Recently, as the density of circuits incorporated into a semiconductor device is increased, a semiconductor device is known that performs data transmission through electromagnetic induction between coils each formed on each of multiple laminated semiconductor chips. On such a semiconductor device, a coil formed on one of semiconductor chips generates a magnetic field signal that induces a signal, proportional to a differential value of a current signal that is input to the transmission coil, in a coil formed on another semiconductor chip. This induced signal is received to perform signal transmission between chips in non-contact mode.
For example, Patent Document 1 describes an integrated circuit device in which two or more circuit chips, each of which forms an integrated circuit, are laminated and the integrated circuits formed on the circuit chips are electromagnetically coupled by electromagnetic induction coils. Patent Document 2 describes a signal transmission device, which is a three-dimensional integrated circuit composed of vertically laminated integrated circuit chips, for transmitting a signal through induction using the coupling inductance M between one part of the vertically integrated circuit in one chip layer Ln and the other part of the vertically integrated circuit in another chip layer Ln+x. In addition, Non-Patent Document 1 describes a semiconductor device in which multiple semiconductor chips are laminated, the coils formed on the semiconductor chips are vertically arranged one on top of the other in the same position, and the transmission circuit and the reception circuit are arranged near the coils for signal transmission between the upper semiconductor chip and the lower semiconductor chip.

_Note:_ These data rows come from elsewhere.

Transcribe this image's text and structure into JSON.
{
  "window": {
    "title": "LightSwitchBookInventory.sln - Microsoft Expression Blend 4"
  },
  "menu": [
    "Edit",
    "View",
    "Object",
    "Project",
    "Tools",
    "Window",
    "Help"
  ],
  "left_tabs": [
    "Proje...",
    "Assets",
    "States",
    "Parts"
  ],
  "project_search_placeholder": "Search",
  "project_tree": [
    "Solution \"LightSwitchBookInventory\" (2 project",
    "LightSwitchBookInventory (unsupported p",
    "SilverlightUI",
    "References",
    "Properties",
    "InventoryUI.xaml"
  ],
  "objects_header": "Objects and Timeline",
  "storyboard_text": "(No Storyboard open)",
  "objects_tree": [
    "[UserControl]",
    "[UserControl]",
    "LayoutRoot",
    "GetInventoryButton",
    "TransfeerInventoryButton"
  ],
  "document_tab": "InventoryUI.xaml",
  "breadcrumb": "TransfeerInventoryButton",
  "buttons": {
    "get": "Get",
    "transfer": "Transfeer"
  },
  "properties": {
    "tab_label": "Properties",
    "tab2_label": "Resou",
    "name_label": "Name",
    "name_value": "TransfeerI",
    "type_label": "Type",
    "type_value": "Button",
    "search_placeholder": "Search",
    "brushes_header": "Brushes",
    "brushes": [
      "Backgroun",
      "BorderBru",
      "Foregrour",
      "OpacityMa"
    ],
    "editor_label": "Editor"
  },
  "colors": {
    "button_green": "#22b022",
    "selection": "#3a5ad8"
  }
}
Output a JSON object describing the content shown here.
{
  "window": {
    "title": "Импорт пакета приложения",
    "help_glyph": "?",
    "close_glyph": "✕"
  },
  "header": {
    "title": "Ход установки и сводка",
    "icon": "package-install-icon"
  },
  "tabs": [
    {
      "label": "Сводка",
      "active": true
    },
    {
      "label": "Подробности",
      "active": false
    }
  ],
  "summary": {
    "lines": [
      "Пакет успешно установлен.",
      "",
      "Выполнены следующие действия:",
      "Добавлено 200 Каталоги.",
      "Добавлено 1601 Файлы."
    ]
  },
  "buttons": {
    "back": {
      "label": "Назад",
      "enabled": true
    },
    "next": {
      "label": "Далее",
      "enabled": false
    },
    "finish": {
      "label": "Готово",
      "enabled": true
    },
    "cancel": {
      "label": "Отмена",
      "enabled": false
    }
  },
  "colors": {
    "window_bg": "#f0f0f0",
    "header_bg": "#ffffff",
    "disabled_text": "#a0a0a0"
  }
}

In the devices described above, the waveform of the current signal flowing in the transmission coil is a steep, narrow pulse-width waveform similar to that of a signal that flows only at rise time and fall time of a rectangular wave that is input to the transmission device. On the other hand, because differential value of the input magnetic field is induced as a voltage in the reception coil according to the Faraday's law of induction, a differential signal of the current signal waveform flowing in the transmission coil is induced. As a result, the voltage signal having a narrow pulse-width, steep peak is input to the reception device.
Normally, there are various noise sources inside and outside a semiconductor device. For example, a semiconductor chip includes many logic circuits, and the signal transmission among the circuits is performed by the charge and discharge of a capacitor at the input of a reception circuit. It is known that the current that flows at that time has a waveform very similar to the waveform of the current signal flowing in the transmission coil described above. If a current having this waveform is introduced into the reception coil as a noise, it is very difficult in principle to separate between the noise and the reception signal because the voltage signal generated by the noise is very similar to the voltage signal based on the regular reception signal induced in the reception coil.
To solve this problem, Patent Document 3 discloses a transmission method and an interface circuit that are noise-resistant and, even if a noise is introduced, transmit signals without being affected by the noise. The method described in Patent Document 3 supplies the driving voltage waveform, such as the one shown in FIG. 17A, to the transmission coil. On the other hand, the magnetic field signal, which is output from the transmission coil, is a triangular wave or an almost triangular wave as shown in FIG. 17B, and the voltage waveform induced in the reception coil shown in FIG. 17C may be changed to a reception signal having a wide pulse-width waveform. As a result, the signal may be distinguished clearly from a noise signal that has a narrow-width voltage waveform.
Patent Document 1:
Japanese Patent Kokai Publication No. JP-H07-221260A
Patent Document 2:
Japanese Patent Kokai Publication No. JP-H08-236696A
Patent Document 3:
International Publication WO07/029435A1
Non-Patent Document 1:
Noriyuki Miura, et al., “Analysis and Design of Transceiver Circuit and Inductor Layout for Inductive Inter-chip Wireless Superconnect”, IEEE 2004 Symposium on VLSI Circuits Digest of Technical Papers, pp. 246-249(2004).